Thanks to the investment of Recovery Act funds, the ability to obtain the quality and quantity of biospecimens required for TCGA will be significantly improved and the pace of TCGA research accelerated through the creation of a prospective tissue accrual network. "Prospective" tissue collection means that new protocols will be launched at hospitals so that patients, who otherwise would not be approached to participate in research, will now be asked to donate a sample of both cancerous and normal tissue. To date, TCGA has only been able to acquire tissue through retrospective collections, tissue that had been collected and stored in biobanks to be used for cancer research at some later time. This is going to change as we scale up to study more tumors, stated Joe Vockley, Ph.D., Program Director for TCGA.
The benefit of collecting biospecimens prospectively is that patients who have consented or agreed to donate their tissue can be tracked for clinical outcomes, and the quality of materials collected can be controlled using standard operating procedures. In comparison, retrospectively collected biospecimens frequently do not include follow-up clinical outcomes data and the specimen quality can vary significantly due to the lack of standard protocols for collection, annotation and storage. However, NCI has established The Best Practices for Biospecimen Resources and is developing standard operating procedures so that retrospective collections can also meet the stringent criteria needed for genomic cancer research projects like TCGA.
It is expected that the total number of sites involved in both retrospective and prospective biospecimen accrual for TCGA will expand to include hundreds of organizations from hospitals (including NCI-designated cancer centers), cooperative groups and commercial organizations.

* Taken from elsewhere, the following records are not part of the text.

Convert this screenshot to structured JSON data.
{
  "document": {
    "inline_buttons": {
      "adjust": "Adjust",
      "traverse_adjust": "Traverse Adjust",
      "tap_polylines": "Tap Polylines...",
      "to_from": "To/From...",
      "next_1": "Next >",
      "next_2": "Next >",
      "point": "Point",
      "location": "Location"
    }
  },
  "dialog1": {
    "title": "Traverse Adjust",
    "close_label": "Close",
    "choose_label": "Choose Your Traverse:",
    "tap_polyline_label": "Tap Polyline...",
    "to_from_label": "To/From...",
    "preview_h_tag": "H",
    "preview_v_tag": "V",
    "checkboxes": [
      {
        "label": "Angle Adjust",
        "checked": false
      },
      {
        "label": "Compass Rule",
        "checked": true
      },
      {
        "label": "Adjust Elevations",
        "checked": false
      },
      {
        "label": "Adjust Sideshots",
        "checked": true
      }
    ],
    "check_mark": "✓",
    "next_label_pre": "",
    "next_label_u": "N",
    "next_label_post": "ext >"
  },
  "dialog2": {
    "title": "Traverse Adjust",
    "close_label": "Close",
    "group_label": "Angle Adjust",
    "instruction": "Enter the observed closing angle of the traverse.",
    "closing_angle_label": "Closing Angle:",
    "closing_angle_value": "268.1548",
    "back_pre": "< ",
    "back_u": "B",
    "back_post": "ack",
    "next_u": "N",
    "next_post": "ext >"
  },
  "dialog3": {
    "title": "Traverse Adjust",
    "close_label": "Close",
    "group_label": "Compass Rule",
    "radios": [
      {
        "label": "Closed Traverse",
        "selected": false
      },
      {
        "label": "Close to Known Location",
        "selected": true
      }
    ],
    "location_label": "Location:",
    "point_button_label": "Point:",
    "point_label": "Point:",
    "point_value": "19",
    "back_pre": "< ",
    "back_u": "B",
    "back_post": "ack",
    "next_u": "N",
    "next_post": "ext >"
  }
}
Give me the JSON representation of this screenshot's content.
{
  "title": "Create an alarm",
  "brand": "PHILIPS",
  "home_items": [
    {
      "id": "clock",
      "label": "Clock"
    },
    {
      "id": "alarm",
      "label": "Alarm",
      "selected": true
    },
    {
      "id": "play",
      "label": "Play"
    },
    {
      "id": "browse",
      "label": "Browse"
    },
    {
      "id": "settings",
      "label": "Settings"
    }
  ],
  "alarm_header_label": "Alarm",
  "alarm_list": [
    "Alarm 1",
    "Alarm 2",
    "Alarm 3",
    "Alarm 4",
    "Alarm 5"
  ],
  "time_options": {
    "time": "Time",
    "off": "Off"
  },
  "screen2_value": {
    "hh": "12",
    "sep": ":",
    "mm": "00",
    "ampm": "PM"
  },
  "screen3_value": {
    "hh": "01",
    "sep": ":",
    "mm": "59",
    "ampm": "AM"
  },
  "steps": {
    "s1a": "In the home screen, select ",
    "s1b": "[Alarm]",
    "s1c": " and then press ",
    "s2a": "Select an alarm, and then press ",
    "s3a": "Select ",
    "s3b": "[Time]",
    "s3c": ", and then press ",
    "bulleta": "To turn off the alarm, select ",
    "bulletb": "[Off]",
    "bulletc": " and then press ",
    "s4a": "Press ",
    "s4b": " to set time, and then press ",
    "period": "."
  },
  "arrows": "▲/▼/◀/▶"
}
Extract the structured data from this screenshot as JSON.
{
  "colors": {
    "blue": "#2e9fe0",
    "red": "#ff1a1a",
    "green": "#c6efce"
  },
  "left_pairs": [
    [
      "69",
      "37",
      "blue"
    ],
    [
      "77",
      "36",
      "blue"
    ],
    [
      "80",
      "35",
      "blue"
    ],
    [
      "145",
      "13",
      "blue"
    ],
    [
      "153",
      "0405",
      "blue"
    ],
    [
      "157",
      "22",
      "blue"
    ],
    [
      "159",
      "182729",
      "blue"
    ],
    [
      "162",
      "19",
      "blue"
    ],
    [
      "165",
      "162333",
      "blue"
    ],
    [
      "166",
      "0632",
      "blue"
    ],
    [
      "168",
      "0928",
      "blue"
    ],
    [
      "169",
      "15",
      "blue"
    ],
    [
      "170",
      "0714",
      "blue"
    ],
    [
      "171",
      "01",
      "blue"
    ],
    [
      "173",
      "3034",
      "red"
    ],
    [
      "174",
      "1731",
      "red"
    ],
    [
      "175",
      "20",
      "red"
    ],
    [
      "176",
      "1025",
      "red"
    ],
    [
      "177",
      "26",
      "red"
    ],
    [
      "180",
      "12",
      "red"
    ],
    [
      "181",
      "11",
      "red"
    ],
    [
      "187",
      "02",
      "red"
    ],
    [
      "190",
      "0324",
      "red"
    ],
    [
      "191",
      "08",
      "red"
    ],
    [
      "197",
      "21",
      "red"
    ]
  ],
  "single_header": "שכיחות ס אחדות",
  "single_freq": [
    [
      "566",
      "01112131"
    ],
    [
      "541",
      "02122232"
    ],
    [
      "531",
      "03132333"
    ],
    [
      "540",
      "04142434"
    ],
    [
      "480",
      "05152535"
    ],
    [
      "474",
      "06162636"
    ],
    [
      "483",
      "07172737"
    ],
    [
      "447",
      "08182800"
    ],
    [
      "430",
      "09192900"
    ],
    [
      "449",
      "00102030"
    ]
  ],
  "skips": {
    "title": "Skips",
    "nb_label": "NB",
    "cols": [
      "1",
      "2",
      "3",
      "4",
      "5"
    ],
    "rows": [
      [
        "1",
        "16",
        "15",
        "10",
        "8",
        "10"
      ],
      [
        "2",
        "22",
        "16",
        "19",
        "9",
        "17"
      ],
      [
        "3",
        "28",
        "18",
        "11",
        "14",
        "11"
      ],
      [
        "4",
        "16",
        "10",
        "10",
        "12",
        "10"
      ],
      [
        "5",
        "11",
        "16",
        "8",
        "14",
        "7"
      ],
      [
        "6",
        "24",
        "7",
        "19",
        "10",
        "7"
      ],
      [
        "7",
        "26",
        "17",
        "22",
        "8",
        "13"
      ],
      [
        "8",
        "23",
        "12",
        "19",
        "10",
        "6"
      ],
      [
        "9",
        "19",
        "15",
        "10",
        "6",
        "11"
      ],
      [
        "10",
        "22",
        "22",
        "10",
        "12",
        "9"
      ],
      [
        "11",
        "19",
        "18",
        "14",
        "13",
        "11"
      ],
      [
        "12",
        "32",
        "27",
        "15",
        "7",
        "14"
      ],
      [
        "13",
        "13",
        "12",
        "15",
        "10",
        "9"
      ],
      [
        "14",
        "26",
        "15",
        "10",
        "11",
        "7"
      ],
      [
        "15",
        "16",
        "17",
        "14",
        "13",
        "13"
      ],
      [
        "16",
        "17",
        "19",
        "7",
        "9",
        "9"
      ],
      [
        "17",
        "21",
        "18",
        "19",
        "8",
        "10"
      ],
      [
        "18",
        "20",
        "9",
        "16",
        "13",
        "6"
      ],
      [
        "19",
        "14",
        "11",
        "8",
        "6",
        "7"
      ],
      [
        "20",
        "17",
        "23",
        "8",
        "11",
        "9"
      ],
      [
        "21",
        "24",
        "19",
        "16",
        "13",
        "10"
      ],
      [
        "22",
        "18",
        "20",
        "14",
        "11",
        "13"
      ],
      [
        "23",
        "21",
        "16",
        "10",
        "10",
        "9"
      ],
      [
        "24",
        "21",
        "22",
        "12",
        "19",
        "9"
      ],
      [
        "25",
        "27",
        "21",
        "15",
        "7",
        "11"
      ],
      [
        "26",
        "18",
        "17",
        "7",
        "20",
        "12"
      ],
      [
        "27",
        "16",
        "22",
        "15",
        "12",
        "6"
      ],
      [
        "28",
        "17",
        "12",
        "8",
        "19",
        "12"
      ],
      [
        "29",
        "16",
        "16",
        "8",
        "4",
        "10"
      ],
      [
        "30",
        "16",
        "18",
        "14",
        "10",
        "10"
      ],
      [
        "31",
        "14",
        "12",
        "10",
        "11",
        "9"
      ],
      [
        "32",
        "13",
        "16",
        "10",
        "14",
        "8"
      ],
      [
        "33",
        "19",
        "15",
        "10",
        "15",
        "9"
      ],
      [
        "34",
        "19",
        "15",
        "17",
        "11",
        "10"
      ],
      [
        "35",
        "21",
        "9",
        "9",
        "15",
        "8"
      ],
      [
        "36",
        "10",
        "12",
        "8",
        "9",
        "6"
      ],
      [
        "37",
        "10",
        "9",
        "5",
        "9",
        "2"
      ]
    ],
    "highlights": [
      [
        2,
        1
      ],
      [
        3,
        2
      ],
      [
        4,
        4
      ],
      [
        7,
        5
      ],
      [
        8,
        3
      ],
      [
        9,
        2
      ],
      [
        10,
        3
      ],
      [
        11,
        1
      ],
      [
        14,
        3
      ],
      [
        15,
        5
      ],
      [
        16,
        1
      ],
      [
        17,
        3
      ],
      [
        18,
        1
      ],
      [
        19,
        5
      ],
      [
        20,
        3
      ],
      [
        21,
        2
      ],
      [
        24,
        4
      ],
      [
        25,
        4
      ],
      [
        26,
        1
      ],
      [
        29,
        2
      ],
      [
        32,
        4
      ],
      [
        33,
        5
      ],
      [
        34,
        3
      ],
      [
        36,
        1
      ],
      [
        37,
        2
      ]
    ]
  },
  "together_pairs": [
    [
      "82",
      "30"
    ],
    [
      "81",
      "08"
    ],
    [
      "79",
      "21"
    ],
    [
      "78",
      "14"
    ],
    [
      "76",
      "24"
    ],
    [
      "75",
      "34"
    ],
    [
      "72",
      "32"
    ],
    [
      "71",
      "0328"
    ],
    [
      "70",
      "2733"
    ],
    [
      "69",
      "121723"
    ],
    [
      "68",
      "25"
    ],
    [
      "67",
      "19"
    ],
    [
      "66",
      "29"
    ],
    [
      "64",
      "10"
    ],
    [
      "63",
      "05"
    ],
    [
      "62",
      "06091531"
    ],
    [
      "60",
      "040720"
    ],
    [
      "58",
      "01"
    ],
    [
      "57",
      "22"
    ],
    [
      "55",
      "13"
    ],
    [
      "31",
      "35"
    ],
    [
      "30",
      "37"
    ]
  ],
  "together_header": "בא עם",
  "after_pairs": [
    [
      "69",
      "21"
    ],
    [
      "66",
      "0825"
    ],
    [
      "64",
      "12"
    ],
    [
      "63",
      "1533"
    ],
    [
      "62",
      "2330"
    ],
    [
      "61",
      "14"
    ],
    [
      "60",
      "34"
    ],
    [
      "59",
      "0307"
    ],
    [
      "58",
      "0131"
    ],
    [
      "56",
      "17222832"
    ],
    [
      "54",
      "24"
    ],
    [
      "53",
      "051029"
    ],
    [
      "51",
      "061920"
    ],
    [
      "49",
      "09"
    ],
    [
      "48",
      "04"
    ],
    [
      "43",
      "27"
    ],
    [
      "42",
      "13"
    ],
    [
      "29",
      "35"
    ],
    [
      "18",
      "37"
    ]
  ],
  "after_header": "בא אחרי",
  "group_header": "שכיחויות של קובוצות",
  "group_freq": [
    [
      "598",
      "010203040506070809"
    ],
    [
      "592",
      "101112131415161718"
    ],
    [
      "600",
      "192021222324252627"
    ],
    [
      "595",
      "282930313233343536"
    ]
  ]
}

In addition to addressing the biospecimens challenge of genomic research, this Recovery Act investment will preserve and create a number of positions designed to handle increased volume at each collection site across the country, including, but not limited to, histologists, pathologists, clinical research associates and research nurses.
"Because of the large-scale, network approach of TCGA and the gold standard it applies to its biospecimens, the data generated by TCGA is unparalleled in its quality and quantity," said Dr. Barker. "This data will ultimately allow the cancer community to categorize tumors into specific subgroups and deliver the most appropriate therapy to specific patients based on their personal molecular profile."